While many analysts believe the Taliban ultimately regrets harboring the terror group behind 9/11 and sparking the US invasion, they have in the past decade promoted Siraj Haqqani, an al Qaeda-affiliated insurgent who heads the Haqqani Network, to become the Taliban’s military operations commander in 2015.
The senior Afghan intelligence official said that several details about al-Rauf’s time in Afghanistan showed his intimate connections to the Taliban leadership.

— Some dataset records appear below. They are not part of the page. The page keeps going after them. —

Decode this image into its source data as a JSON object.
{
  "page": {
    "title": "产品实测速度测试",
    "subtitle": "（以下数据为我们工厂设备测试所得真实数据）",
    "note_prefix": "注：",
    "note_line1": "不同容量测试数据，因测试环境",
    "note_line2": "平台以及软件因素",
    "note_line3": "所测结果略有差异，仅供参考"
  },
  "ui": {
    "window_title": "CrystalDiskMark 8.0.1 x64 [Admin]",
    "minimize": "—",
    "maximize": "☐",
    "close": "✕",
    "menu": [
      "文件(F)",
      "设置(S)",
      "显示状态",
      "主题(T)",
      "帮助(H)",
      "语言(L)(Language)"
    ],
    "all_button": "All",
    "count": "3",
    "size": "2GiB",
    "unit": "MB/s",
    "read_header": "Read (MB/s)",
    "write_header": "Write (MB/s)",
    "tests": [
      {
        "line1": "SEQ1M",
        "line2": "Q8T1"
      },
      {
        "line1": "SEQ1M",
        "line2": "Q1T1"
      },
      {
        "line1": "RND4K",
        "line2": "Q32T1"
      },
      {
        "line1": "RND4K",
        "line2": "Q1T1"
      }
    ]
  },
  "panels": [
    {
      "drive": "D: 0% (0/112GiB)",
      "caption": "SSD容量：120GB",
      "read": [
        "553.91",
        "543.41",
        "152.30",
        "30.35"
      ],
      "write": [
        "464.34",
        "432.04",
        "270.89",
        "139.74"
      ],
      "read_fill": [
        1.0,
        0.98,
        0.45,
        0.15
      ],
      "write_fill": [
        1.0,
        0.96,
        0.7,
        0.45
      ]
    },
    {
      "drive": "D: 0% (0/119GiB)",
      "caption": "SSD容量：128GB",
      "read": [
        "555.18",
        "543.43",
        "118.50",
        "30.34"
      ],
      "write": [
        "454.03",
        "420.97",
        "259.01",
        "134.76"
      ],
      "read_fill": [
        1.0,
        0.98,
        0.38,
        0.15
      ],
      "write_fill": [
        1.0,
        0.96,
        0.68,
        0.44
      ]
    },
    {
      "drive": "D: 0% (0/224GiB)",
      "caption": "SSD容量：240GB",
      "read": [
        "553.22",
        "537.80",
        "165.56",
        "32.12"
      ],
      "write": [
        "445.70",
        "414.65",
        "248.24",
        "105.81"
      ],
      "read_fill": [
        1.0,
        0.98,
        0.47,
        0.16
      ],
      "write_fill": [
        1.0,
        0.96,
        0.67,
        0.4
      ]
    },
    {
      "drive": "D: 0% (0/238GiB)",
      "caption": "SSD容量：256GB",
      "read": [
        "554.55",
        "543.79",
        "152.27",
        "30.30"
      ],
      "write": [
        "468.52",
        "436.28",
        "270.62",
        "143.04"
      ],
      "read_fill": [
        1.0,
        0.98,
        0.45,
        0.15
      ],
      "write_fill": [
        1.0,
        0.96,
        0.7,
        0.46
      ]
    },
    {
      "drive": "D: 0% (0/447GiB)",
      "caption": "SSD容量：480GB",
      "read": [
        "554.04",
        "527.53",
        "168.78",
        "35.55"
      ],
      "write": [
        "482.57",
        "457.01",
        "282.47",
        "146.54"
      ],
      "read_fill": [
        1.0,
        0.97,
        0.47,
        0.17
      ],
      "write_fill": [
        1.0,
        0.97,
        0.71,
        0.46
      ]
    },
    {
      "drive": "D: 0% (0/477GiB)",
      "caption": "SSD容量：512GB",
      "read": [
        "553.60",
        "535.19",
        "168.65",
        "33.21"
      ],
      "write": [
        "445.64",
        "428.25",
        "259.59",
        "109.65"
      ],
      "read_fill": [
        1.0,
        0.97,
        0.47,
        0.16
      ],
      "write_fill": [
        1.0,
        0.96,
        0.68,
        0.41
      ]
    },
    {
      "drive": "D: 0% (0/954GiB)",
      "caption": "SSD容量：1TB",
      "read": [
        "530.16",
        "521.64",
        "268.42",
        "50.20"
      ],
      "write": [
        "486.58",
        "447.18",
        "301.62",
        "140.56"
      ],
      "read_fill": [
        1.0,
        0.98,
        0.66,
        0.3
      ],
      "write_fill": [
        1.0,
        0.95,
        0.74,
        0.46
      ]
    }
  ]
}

One of his Taliban handlers, known as Zahed, was on a list of prisoners the Taliban requested be released as part of the earlier Doha peace talks, the official said. “At that time, we did not know the connection,” the senior Afghan official said of the early 2020 releases. “It shows the sympathy of Taliban leadership for that person, who [was] working as a liaison between al-Qaida and Taliban.”
A UN report published in February said the “killing of several Al-Qaida commanders in Taliban-controlled territory underscores how close the two groups are.” The report mentioned al-Rauf’s death, but also the killing of a deputy leader of al Qaeda in the Indian subcontinent, Mohammad Hanif, on November 10, in Afghanistan’s Farah Province. The report cites a UN “member state” as assessing Hanif “had been providing bomb-making training to Taliban insurgents.”
The UN report concludes: “Both appear to have been given shelter and protection by the Taliban.” It adds there is “further evidence of close relations between the groups,” citing the Taliban’s request that the wife of a senior al Qaeda figure killed in a 2019 raid be included in the 2020 prisoner exchange with the Afghan government.
The senior Afghan official declined to name the current al Qaeda leader in Afghanistan and said that technically Ayman al-Zawahiri remained the group’s head since the death of Osama Bin Laden in 2011. “Our intelligence still suggests that al-Zawahiri is somewhere in the FATA area of Pakistan in that area,” he said. “But we have no clear intelligence about his exact location.”